Republican Greg Gianforte has won the special election for Montana’s open US House seat, CNN projects, defeating Democrat Rob Quist and capping off a whirlwind final 36 hours of the campaign that saw Gianforte being charged for allegedly assaulting a reporter.

In his acceptance speech, Gianforte apologized by name to Ben Jacobs, the Guardian reporter who accused the Republican of “body-slamming” him and breaking his glasses.

“When you make a mistake, you have to own up to it,” Gianforte told his supporters at his Election Night rally in Bozeman. “That’s the Montana way.”

Saying he was “not proud” of his behavior, he added, “I should not have responded the way I did, for that I’m sorry. I should not have treated that reporter that way, and for that I’m sorry, Mr. Ben Jacobs.”

Members of the supportive crowd shouted, “You’re forgiven.”

With 87% of precincts reporting, Gianforte had 181,255 votes — or 50.6% of the vote, compared to Quist who has 156,130 votes, 43.6% of the vote, according to Edison Research.

Gianforte was considered the favorite heading into Thursday’s election to fill the seat once held by Interior Secretary Ryan Zinke, but that was before the altercation with Jacobs on Wednesday. The Gallatin County Sheriff’s office later charged Gianforte with misdemeanor assault.

The congressional race in Montana pitted two diametrically opposed candidates against one another. Gianforte: an articulate millionaire and tech entrepreneur who sold his company RightNow Technologies to Oracle in 2012 for $1.8 billion. Quist: a first-time candidate and Montana folk singer who’d amassed moderate Montana fame in the 1970s as a member of the Mission Mountain Wood Band.

The early crowd of voters at Gianforte’s rally were standing by the candidate, unfazed by the events of the previous 24 hours.

“We whole-heartedly support Greg. We love him,” said Karen Screnar, a Republican voter who had driven all the way from Helena to support Gianforte. Screnar said she and her husband have known Gianforte for the better part of a decade. After Gianforte was charged with misdemeanor assault, Screnar said she was only “more ready to support Greg.”

“We’ve watched how the press is one-sided. Excuse me, that’s how I feel. (They’re) making him their whipping boy so to speak through this campaign,” Screaner said. “There comes a point where, stop it.”

Her husband, Terry, chimed in that he believed Gianforte was “set up.”

Meanwhile in Missoula, Quist who had a live band on stage at his rally, with some supporters dancing, a crowd made of young, college-aged voters as well as older liberal Missoulans.

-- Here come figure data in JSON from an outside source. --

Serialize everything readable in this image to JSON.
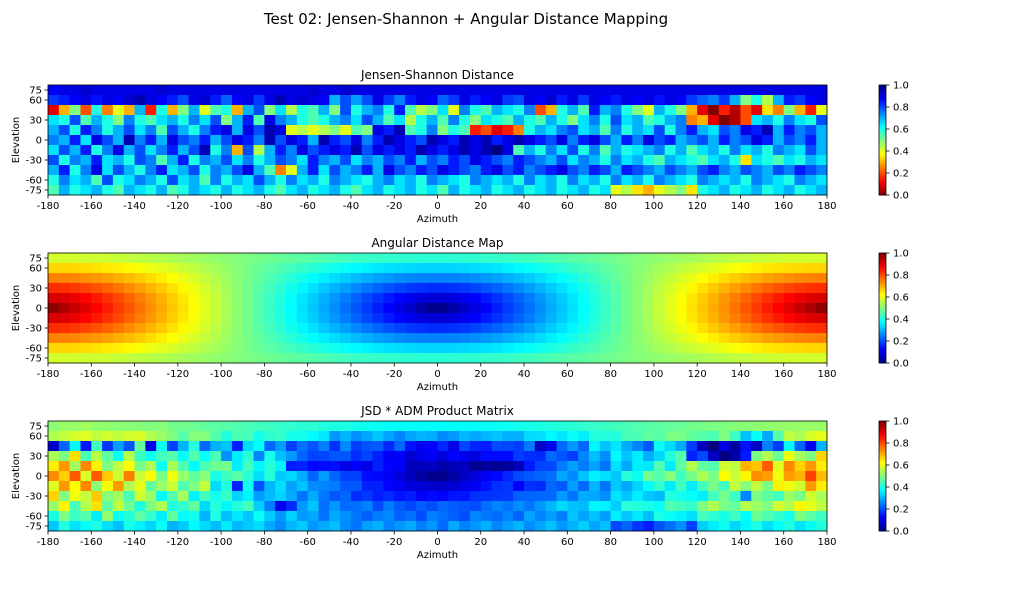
{
  "figure": {
    "title": "Test 02: Jensen-Shannon + Angular Distance Mapping"
  },
  "chart_data": [
    {
      "type": "heatmap",
      "title": "Jensen-Shannon Distance",
      "xlabel": "Azimuth",
      "ylabel": "Elevation",
      "colormap": "jet_r",
      "xlim": [
        -180,
        180
      ],
      "ylim": [
        -82.5,
        82.5
      ],
      "x_ticks": [
        -180,
        -160,
        -140,
        -120,
        -100,
        -80,
        -60,
        -40,
        -20,
        0,
        20,
        40,
        60,
        80,
        100,
        120,
        140,
        160,
        180
      ],
      "y_ticks": [
        75,
        60,
        30,
        0,
        -30,
        -60,
        -75
      ],
      "colorbar": {
        "range": [
          0,
          1
        ],
        "ticks": [
          0.0,
          0.2,
          0.4,
          0.6,
          0.8,
          1.0
        ]
      },
      "rows": [
        {
          "elevation": 75,
          "values": [
            0.88,
            0.9,
            0.9,
            0.92,
            0.9,
            0.9,
            0.9,
            0.9,
            0.9,
            0.9,
            0.92,
            0.9,
            0.9,
            0.9,
            0.9,
            0.9,
            0.9,
            0.9,
            0.9,
            0.9,
            0.9,
            0.9,
            0.9,
            0.9,
            0.92,
            0.9,
            0.9,
            0.92,
            0.9,
            0.9,
            0.9,
            0.9,
            0.9,
            0.9,
            0.9,
            0.9,
            0.9,
            0.9,
            0.9,
            0.9,
            0.9,
            0.9,
            0.9,
            0.9,
            0.9,
            0.9,
            0.9,
            0.9,
            0.9,
            0.9,
            0.9,
            0.9,
            0.9,
            0.9,
            0.9,
            0.9,
            0.9,
            0.9,
            0.9,
            0.9,
            0.9,
            0.9,
            0.9,
            0.9,
            0.9,
            0.9,
            0.9,
            0.9,
            0.9,
            0.9,
            0.9,
            0.9
          ]
        },
        {
          "elevation": 60,
          "values": [
            0.82,
            0.85,
            0.88,
            0.9,
            0.86,
            0.9,
            0.88,
            0.92,
            0.95,
            0.9,
            0.88,
            0.85,
            0.8,
            0.9,
            0.92,
            0.85,
            0.78,
            0.88,
            0.9,
            0.82,
            0.9,
            0.95,
            0.9,
            0.92,
            0.9,
            0.88,
            0.7,
            0.8,
            0.72,
            0.8,
            0.9,
            0.82,
            0.75,
            0.85,
            0.9,
            0.88,
            0.78,
            0.82,
            0.9,
            0.85,
            0.88,
            0.9,
            0.82,
            0.8,
            0.9,
            0.88,
            0.92,
            0.85,
            0.9,
            0.82,
            0.9,
            0.88,
            0.85,
            0.9,
            0.88,
            0.9,
            0.86,
            0.9,
            0.88,
            0.82,
            0.78,
            0.75,
            0.82,
            0.7,
            0.5,
            0.6,
            0.45,
            0.7,
            0.85,
            0.82,
            0.88,
            0.9
          ]
        },
        {
          "elevation": 45,
          "values": [
            0.1,
            0.3,
            0.5,
            0.2,
            0.6,
            0.25,
            0.4,
            0.3,
            0.7,
            0.15,
            0.6,
            0.3,
            0.5,
            0.7,
            0.4,
            0.55,
            0.6,
            0.3,
            0.7,
            0.8,
            0.5,
            0.65,
            0.45,
            0.6,
            0.55,
            0.7,
            0.5,
            0.8,
            0.6,
            0.7,
            0.75,
            0.6,
            0.85,
            0.55,
            0.45,
            0.5,
            0.65,
            0.4,
            0.75,
            0.6,
            0.55,
            0.7,
            0.65,
            0.6,
            0.75,
            0.2,
            0.3,
            0.6,
            0.7,
            0.55,
            0.85,
            0.7,
            0.75,
            0.6,
            0.5,
            0.4,
            0.7,
            0.6,
            0.5,
            0.3,
            0.1,
            0.0,
            0.15,
            0.05,
            0.2,
            0.1,
            0.35,
            0.25,
            0.5,
            0.3,
            0.15,
            0.4
          ]
        },
        {
          "elevation": 30,
          "values": [
            0.65,
            0.6,
            0.8,
            0.55,
            0.7,
            0.6,
            0.5,
            0.75,
            0.6,
            0.55,
            0.65,
            0.7,
            0.6,
            0.75,
            0.65,
            0.8,
            0.5,
            0.7,
            0.85,
            0.55,
            0.9,
            0.75,
            0.7,
            0.6,
            0.55,
            0.6,
            0.7,
            0.75,
            0.65,
            0.8,
            0.7,
            0.55,
            0.65,
            0.45,
            0.6,
            0.7,
            0.55,
            0.75,
            0.6,
            0.5,
            0.65,
            0.6,
            0.55,
            0.7,
            0.6,
            0.55,
            0.7,
            0.6,
            0.5,
            0.65,
            0.75,
            0.6,
            0.8,
            0.65,
            0.7,
            0.55,
            0.6,
            0.7,
            0.75,
            0.25,
            0.3,
            0.1,
            0.0,
            0.05,
            0.2,
            0.65,
            0.7,
            0.6,
            0.75,
            0.65,
            0.6,
            0.8
          ]
        },
        {
          "elevation": 15,
          "values": [
            0.7,
            0.8,
            0.6,
            0.85,
            0.75,
            0.6,
            0.7,
            0.8,
            0.65,
            0.75,
            0.55,
            0.8,
            0.7,
            0.6,
            0.75,
            0.85,
            0.9,
            0.7,
            0.9,
            0.8,
            0.95,
            0.9,
            0.4,
            0.45,
            0.4,
            0.45,
            0.5,
            0.4,
            0.55,
            0.5,
            0.9,
            0.85,
            0.95,
            0.55,
            0.6,
            0.75,
            0.5,
            0.6,
            0.55,
            0.15,
            0.2,
            0.1,
            0.15,
            0.25,
            0.6,
            0.7,
            0.65,
            0.75,
            0.8,
            0.65,
            0.7,
            0.55,
            0.75,
            0.6,
            0.7,
            0.65,
            0.8,
            0.6,
            0.75,
            0.85,
            0.7,
            0.65,
            0.8,
            0.75,
            0.9,
            0.85,
            0.95,
            0.7,
            0.85,
            0.75,
            0.8,
            0.7
          ]
        },
        {
          "elevation": 0,
          "values": [
            0.75,
            0.7,
            0.85,
            0.65,
            0.9,
            0.8,
            0.7,
            0.95,
            0.75,
            0.85,
            0.7,
            0.9,
            0.8,
            0.75,
            0.85,
            0.7,
            0.8,
            0.9,
            0.85,
            0.75,
            0.95,
            0.8,
            0.9,
            0.85,
            0.7,
            0.95,
            0.85,
            0.8,
            0.9,
            0.75,
            0.85,
            0.95,
            0.9,
            0.85,
            0.8,
            0.95,
            0.9,
            0.85,
            0.95,
            0.9,
            0.95,
            0.85,
            0.9,
            0.95,
            0.9,
            0.85,
            0.8,
            0.9,
            0.75,
            0.85,
            0.9,
            0.8,
            0.7,
            0.85,
            0.75,
            0.9,
            0.8,
            0.85,
            0.7,
            0.75,
            0.8,
            0.7,
            0.85,
            0.75,
            0.8,
            0.9,
            0.85,
            0.7,
            0.8,
            0.75,
            0.85,
            0.7
          ]
        },
        {
          "elevation": -15,
          "values": [
            0.65,
            0.8,
            0.7,
            0.85,
            0.6,
            0.75,
            0.9,
            0.7,
            0.8,
            0.65,
            0.75,
            0.85,
            0.7,
            0.8,
            0.95,
            0.6,
            0.75,
            0.3,
            0.8,
            0.45,
            0.7,
            0.85,
            0.75,
            0.9,
            0.8,
            0.85,
            0.9,
            0.85,
            0.95,
            0.8,
            0.9,
            0.85,
            0.9,
            0.85,
            0.95,
            0.9,
            0.85,
            0.9,
            0.95,
            0.9,
            0.95,
            1.0,
            0.9,
            0.55,
            0.7,
            0.6,
            0.75,
            0.65,
            0.8,
            0.6,
            0.75,
            0.55,
            0.7,
            0.6,
            0.65,
            0.7,
            0.75,
            0.6,
            0.7,
            0.55,
            0.65,
            0.7,
            0.6,
            0.75,
            0.65,
            0.7,
            0.6,
            0.75,
            0.7,
            0.65,
            0.8,
            0.7
          ]
        },
        {
          "elevation": -30,
          "values": [
            0.8,
            0.6,
            0.75,
            0.7,
            0.85,
            0.65,
            0.7,
            0.6,
            0.8,
            0.75,
            0.55,
            0.7,
            0.85,
            0.6,
            0.75,
            0.7,
            0.8,
            0.65,
            0.75,
            0.6,
            0.7,
            0.8,
            0.75,
            0.65,
            0.85,
            0.75,
            0.7,
            0.8,
            0.65,
            0.75,
            0.7,
            0.8,
            0.75,
            0.85,
            0.7,
            0.8,
            0.75,
            0.85,
            0.8,
            0.9,
            0.85,
            0.8,
            0.75,
            0.85,
            0.8,
            0.75,
            0.7,
            0.8,
            0.65,
            0.75,
            0.7,
            0.6,
            0.75,
            0.65,
            0.7,
            0.6,
            0.55,
            0.7,
            0.65,
            0.6,
            0.55,
            0.65,
            0.7,
            0.6,
            0.35,
            0.65,
            0.6,
            0.55,
            0.65,
            0.6,
            0.7,
            0.65
          ]
        },
        {
          "elevation": -45,
          "values": [
            0.7,
            0.85,
            0.6,
            0.75,
            0.9,
            0.65,
            0.8,
            0.7,
            0.6,
            0.75,
            0.85,
            0.65,
            0.7,
            0.8,
            0.6,
            0.75,
            0.7,
            0.8,
            0.9,
            0.7,
            0.55,
            0.25,
            0.4,
            0.7,
            0.85,
            0.65,
            0.8,
            0.7,
            0.75,
            0.85,
            0.7,
            0.9,
            0.8,
            0.75,
            0.85,
            0.8,
            0.9,
            0.85,
            0.8,
            0.75,
            0.85,
            0.9,
            0.8,
            0.85,
            0.75,
            0.8,
            0.85,
            0.9,
            0.8,
            0.75,
            0.85,
            0.8,
            0.7,
            0.85,
            0.8,
            0.75,
            0.7,
            0.8,
            0.75,
            0.7,
            0.8,
            0.85,
            0.75,
            0.7,
            0.8,
            0.75,
            0.7,
            0.8,
            0.75,
            0.85,
            0.8,
            0.75
          ]
        },
        {
          "elevation": -60,
          "values": [
            0.6,
            0.75,
            0.65,
            0.7,
            0.55,
            0.8,
            0.6,
            0.65,
            0.75,
            0.7,
            0.6,
            0.8,
            0.65,
            0.7,
            0.55,
            0.75,
            0.6,
            0.7,
            0.65,
            0.8,
            0.7,
            0.6,
            0.75,
            0.65,
            0.7,
            0.6,
            0.75,
            0.7,
            0.65,
            0.6,
            0.7,
            0.75,
            0.65,
            0.7,
            0.6,
            0.75,
            0.7,
            0.65,
            0.6,
            0.75,
            0.7,
            0.65,
            0.7,
            0.6,
            0.75,
            0.65,
            0.7,
            0.6,
            0.75,
            0.65,
            0.7,
            0.6,
            0.75,
            0.65,
            0.7,
            0.6,
            0.75,
            0.7,
            0.65,
            0.6,
            0.75,
            0.7,
            0.65,
            0.7,
            0.6,
            0.75,
            0.7,
            0.65,
            0.6,
            0.75,
            0.7,
            0.65
          ]
        },
        {
          "elevation": -75,
          "values": [
            0.55,
            0.7,
            0.6,
            0.65,
            0.7,
            0.6,
            0.55,
            0.7,
            0.65,
            0.6,
            0.7,
            0.55,
            0.6,
            0.7,
            0.65,
            0.6,
            0.7,
            0.6,
            0.65,
            0.7,
            0.6,
            0.55,
            0.65,
            0.7,
            0.6,
            0.65,
            0.7,
            0.6,
            0.55,
            0.65,
            0.7,
            0.6,
            0.65,
            0.7,
            0.6,
            0.65,
            0.55,
            0.7,
            0.6,
            0.65,
            0.7,
            0.6,
            0.65,
            0.7,
            0.6,
            0.65,
            0.7,
            0.6,
            0.65,
            0.7,
            0.6,
            0.65,
            0.4,
            0.45,
            0.35,
            0.3,
            0.4,
            0.45,
            0.5,
            0.35,
            0.6,
            0.65,
            0.7,
            0.6,
            0.65,
            0.7,
            0.6,
            0.65,
            0.7,
            0.6,
            0.65,
            0.7
          ]
        }
      ]
    },
    {
      "type": "heatmap",
      "title": "Angular Distance Map",
      "xlabel": "Azimuth",
      "ylabel": "Elevation",
      "colormap": "jet",
      "xlim": [
        -180,
        180
      ],
      "ylim": [
        -82.5,
        82.5
      ],
      "x_ticks": [
        -180,
        -160,
        -140,
        -120,
        -100,
        -80,
        -60,
        -40,
        -20,
        0,
        20,
        40,
        60,
        80,
        100,
        120,
        140,
        160,
        180
      ],
      "y_ticks": [
        75,
        60,
        30,
        0,
        -30,
        -60,
        -75
      ],
      "colorbar": {
        "range": [
          0,
          1
        ],
        "ticks": [
          0.0,
          0.2,
          0.4,
          0.6,
          0.8,
          1.0
        ]
      },
      "value_rule": "value = angular distance from (azimuth 0, elevation 0) divided by 180°; each cell evaluated at its center"
    },
    {
      "type": "heatmap",
      "title": "JSD * ADM Product Matrix",
      "xlabel": "Azimuth",
      "ylabel": "Elevation",
      "colormap": "jet",
      "xlim": [
        -180,
        180
      ],
      "ylim": [
        -82.5,
        82.5
      ],
      "x_ticks": [
        -180,
        -160,
        -140,
        -120,
        -100,
        -80,
        -60,
        -40,
        -20,
        0,
        20,
        40,
        60,
        80,
        100,
        120,
        140,
        160,
        180
      ],
      "y_ticks": [
        75,
        60,
        30,
        0,
        -30,
        -60,
        -75
      ],
      "colorbar": {
        "range": [
          0,
          1
        ],
        "ticks": [
          0.0,
          0.2,
          0.4,
          0.6,
          0.8,
          1.0
        ]
      },
      "value_rule": "value = Jensen-Shannon Distance × Angular Distance Map, cell by cell"
    }
  ]
}
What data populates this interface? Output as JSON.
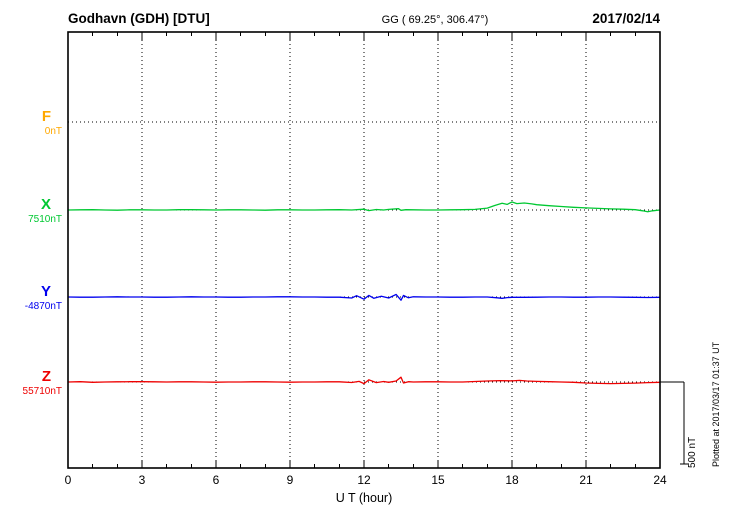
{
  "header": {
    "station": "Godhavn (GDH)  [DTU]",
    "coords": "GG ( 69.25°, 306.47°)",
    "date": "2017/02/14"
  },
  "axes": {
    "x_label": "U T (hour)",
    "x_ticks": [
      "0",
      "3",
      "6",
      "9",
      "12",
      "15",
      "18",
      "21",
      "24"
    ]
  },
  "components": [
    {
      "name": "F",
      "baseline_label": "0nT",
      "color": "#ffa800"
    },
    {
      "name": "X",
      "baseline_label": "7510nT",
      "color": "#00c832"
    },
    {
      "name": "Y",
      "baseline_label": "-4870nT",
      "color": "#0000ee"
    },
    {
      "name": "Z",
      "baseline_label": "55710nT",
      "color": "#ee0000"
    }
  ],
  "scale_bar": {
    "label": "500 nT",
    "nT": 500
  },
  "footer_note": "Plotted at 2017/03/17 01:37 UT",
  "chart_data": {
    "type": "line",
    "title": "Godhavn (GDH) [DTU] magnetogram",
    "subtitle": "GG ( 69.25°, 306.47°)",
    "date": "2017/02/14",
    "xlabel": "U T (hour)",
    "x_range": [
      0,
      24
    ],
    "x_tick_interval": 3,
    "grid": "dotted",
    "scale_nT_per_division": 500,
    "series": [
      {
        "name": "F",
        "baseline_nT": 0,
        "color": "#ffa800",
        "points": null
      },
      {
        "name": "X",
        "baseline_nT": 7510,
        "color": "#00c832",
        "points": [
          [
            0,
            0
          ],
          [
            0.5,
            1
          ],
          [
            1,
            2
          ],
          [
            1.5,
            0
          ],
          [
            2,
            -1
          ],
          [
            2.5,
            1
          ],
          [
            3,
            1
          ],
          [
            3.5,
            0
          ],
          [
            4,
            0
          ],
          [
            4.5,
            2
          ],
          [
            5,
            2
          ],
          [
            5.5,
            1
          ],
          [
            6,
            0
          ],
          [
            6.5,
            1
          ],
          [
            7,
            1
          ],
          [
            7.5,
            0
          ],
          [
            8,
            -1
          ],
          [
            8.5,
            1
          ],
          [
            9,
            1
          ],
          [
            9.5,
            0
          ],
          [
            10,
            0
          ],
          [
            10.5,
            1
          ],
          [
            11,
            2
          ],
          [
            11.5,
            0
          ],
          [
            12,
            5
          ],
          [
            12.2,
            -4
          ],
          [
            12.5,
            3
          ],
          [
            12.8,
            0
          ],
          [
            13,
            4
          ],
          [
            13.4,
            8
          ],
          [
            13.5,
            -2
          ],
          [
            13.7,
            2
          ],
          [
            14,
            1
          ],
          [
            14.5,
            0
          ],
          [
            15,
            0
          ],
          [
            15.5,
            1
          ],
          [
            16,
            2
          ],
          [
            16.5,
            4
          ],
          [
            17,
            12
          ],
          [
            17.3,
            28
          ],
          [
            17.6,
            42
          ],
          [
            17.8,
            35
          ],
          [
            18,
            50
          ],
          [
            18.2,
            40
          ],
          [
            18.5,
            44
          ],
          [
            18.8,
            38
          ],
          [
            19,
            33
          ],
          [
            19.5,
            27
          ],
          [
            20,
            22
          ],
          [
            20.5,
            17
          ],
          [
            21,
            13
          ],
          [
            21.5,
            10
          ],
          [
            22,
            7
          ],
          [
            22.5,
            5
          ],
          [
            23,
            2
          ],
          [
            23.3,
            -5
          ],
          [
            23.5,
            -11
          ],
          [
            23.7,
            -5
          ],
          [
            24,
            0
          ]
        ]
      },
      {
        "name": "Y",
        "baseline_nT": -4870,
        "color": "#0000ee",
        "points": [
          [
            0,
            0
          ],
          [
            0.5,
            -1
          ],
          [
            1,
            -1
          ],
          [
            1.5,
            0
          ],
          [
            2,
            1
          ],
          [
            2.5,
            0
          ],
          [
            3,
            0
          ],
          [
            3.5,
            -1
          ],
          [
            4,
            -1
          ],
          [
            4.5,
            0
          ],
          [
            5,
            1
          ],
          [
            5.5,
            0
          ],
          [
            6,
            0
          ],
          [
            6.5,
            -1
          ],
          [
            7,
            -1
          ],
          [
            7.5,
            0
          ],
          [
            8,
            0
          ],
          [
            8.5,
            1
          ],
          [
            9,
            1
          ],
          [
            9.5,
            0
          ],
          [
            10,
            0
          ],
          [
            10.5,
            -1
          ],
          [
            11,
            -1
          ],
          [
            11.5,
            -6
          ],
          [
            11.7,
            8
          ],
          [
            12,
            -14
          ],
          [
            12.2,
            10
          ],
          [
            12.4,
            -8
          ],
          [
            12.7,
            5
          ],
          [
            13,
            -6
          ],
          [
            13.3,
            16
          ],
          [
            13.5,
            -20
          ],
          [
            13.6,
            10
          ],
          [
            13.8,
            -5
          ],
          [
            14,
            1
          ],
          [
            14.5,
            0
          ],
          [
            15,
            0
          ],
          [
            15.5,
            -1
          ],
          [
            16,
            -1
          ],
          [
            16.5,
            0
          ],
          [
            17,
            0
          ],
          [
            17.4,
            -5
          ],
          [
            17.6,
            -8
          ],
          [
            17.8,
            -4
          ],
          [
            18,
            -2
          ],
          [
            18.5,
            -2
          ],
          [
            19,
            -1
          ],
          [
            19.5,
            0
          ],
          [
            20,
            0
          ],
          [
            20.5,
            -1
          ],
          [
            21,
            -1
          ],
          [
            21.5,
            0
          ],
          [
            22,
            0
          ],
          [
            22.5,
            -1
          ],
          [
            23,
            -2
          ],
          [
            23.5,
            -3
          ],
          [
            24,
            -2
          ]
        ]
      },
      {
        "name": "Z",
        "baseline_nT": 55710,
        "color": "#ee0000",
        "points": [
          [
            0,
            0
          ],
          [
            0.5,
            2
          ],
          [
            1,
            -2
          ],
          [
            1.5,
            0
          ],
          [
            2,
            1
          ],
          [
            2.5,
            2
          ],
          [
            3,
            2
          ],
          [
            3.5,
            1
          ],
          [
            4,
            0
          ],
          [
            4.5,
            1
          ],
          [
            5,
            1
          ],
          [
            5.5,
            0
          ],
          [
            6,
            -1
          ],
          [
            6.5,
            0
          ],
          [
            7,
            0
          ],
          [
            7.5,
            1
          ],
          [
            8,
            1
          ],
          [
            8.5,
            0
          ],
          [
            9,
            -1
          ],
          [
            9.5,
            0
          ],
          [
            10,
            0
          ],
          [
            10.5,
            1
          ],
          [
            11,
            1
          ],
          [
            11.5,
            -3
          ],
          [
            11.8,
            4
          ],
          [
            12,
            -10
          ],
          [
            12.2,
            14
          ],
          [
            12.5,
            -4
          ],
          [
            12.8,
            3
          ],
          [
            13,
            -2
          ],
          [
            13.3,
            6
          ],
          [
            13.5,
            30
          ],
          [
            13.6,
            -6
          ],
          [
            13.8,
            2
          ],
          [
            14,
            0
          ],
          [
            14.5,
            1
          ],
          [
            15,
            1
          ],
          [
            15.5,
            0
          ],
          [
            16,
            0
          ],
          [
            16.5,
            3
          ],
          [
            17,
            6
          ],
          [
            17.5,
            9
          ],
          [
            18,
            7
          ],
          [
            18.3,
            10
          ],
          [
            18.6,
            6
          ],
          [
            19,
            4
          ],
          [
            19.5,
            2
          ],
          [
            20,
            0
          ],
          [
            20.5,
            -2
          ],
          [
            21,
            -6
          ],
          [
            21.5,
            -9
          ],
          [
            22,
            -10
          ],
          [
            22.5,
            -9
          ],
          [
            23,
            -7
          ],
          [
            23.5,
            -4
          ],
          [
            24,
            -2
          ]
        ]
      }
    ]
  }
}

The race seemed to be a longshot for Quist. In November, Trump won the state by 20 points and a Democrat hasn’t won the congressional seat for two decades. In recent weeks, however, as Trump has grappled with his own controversies in Washington over the ongoing Russia investigation, the race tightened.

Since Republicans in Congress passed a repeal of Obamacare earlier this month, Quist had doubled down on his embrace of health care as a cornerstone of the campaign. Quist blamed a botched gallbladder surgery when confronted with a series of attacks that he had unpaid property taxes and debts.

This story has been updated and will be updated to reflect new developments.